Which type of pellets are you using? I think you must be overfeeding.


----------



## tiran (Apr 27, 2007)

CorGrav420 said:


> Which type of pellets are you using? I think you must be overfeeding.


no they consume everything they eat just messy


----------



## nameless (Oct 17, 2006)

tiran said:


> whats the deal my tank water is turning brown now that i started feeding chiclid pellets whats up
> i even changed 60% of water and it was still allittle brown please help


If you are using peat in your filters or if there is bogwood in your tank, that would be the cause. Some bogwoods' releases make water to get tea color. If it's the case, there is no need to worry, just make freqent wter changes, if you don't like the color of the water. Brown color both makes the tank looks like as in amazon, and its ingredients are very useful for piranhas.


----------



## bsonetwo (Aug 25, 2006)

if you have driftwood or any other sort of wood in your tank it could be tannins released from them. also check your filters to see if something might be in the filter (excess food that they didnt eat, etc.).

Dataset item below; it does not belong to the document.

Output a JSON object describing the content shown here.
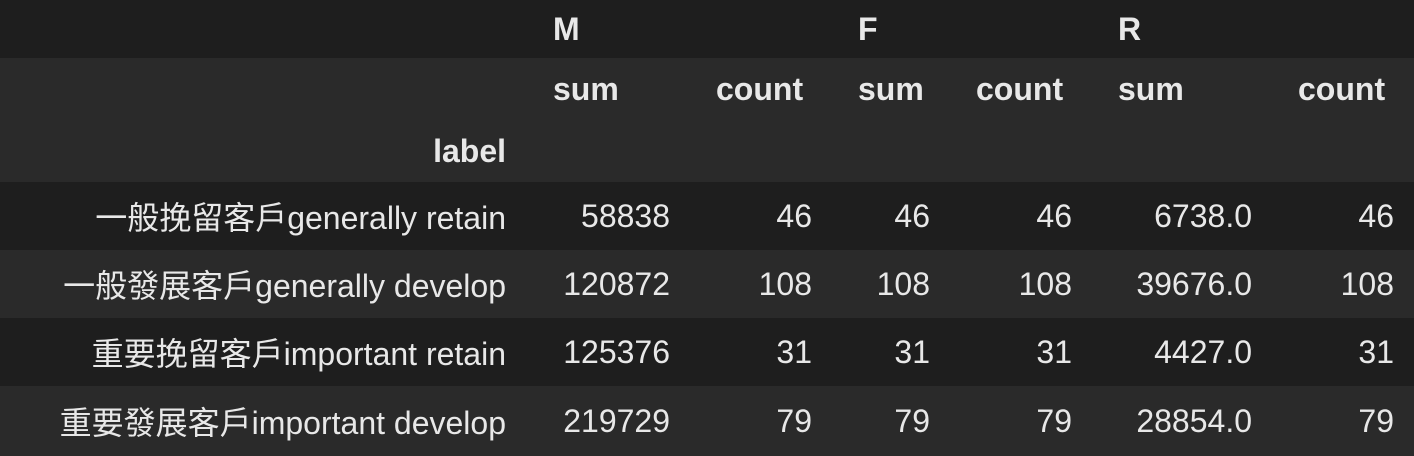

i doubt there is anything wrong with your water but you could always test it and see. your fish dont mind the water color if there is no harmful aspects about it.


----------



## Coldfire (Aug 20, 2003)

nameless said:


> *if you have driftwood or any other sort of wood in your tank it could be tannins released from them*. also check your filters to see if something might be in the filter (excess food that they didnt eat, etc.).
> 
> i doubt there is anything wrong with your water but you could always test it and see. your fish dont mind the water color if there is no harmful aspects about it.


Yes, and yes. The tannins that diftwood and live plants release will "stain" your water, turning it brown. Hence, the "blackwater" tributaires in South America.

Also, what type of pellets are you using. Some pellets will color the water, even if they are eaten ASAP.


----------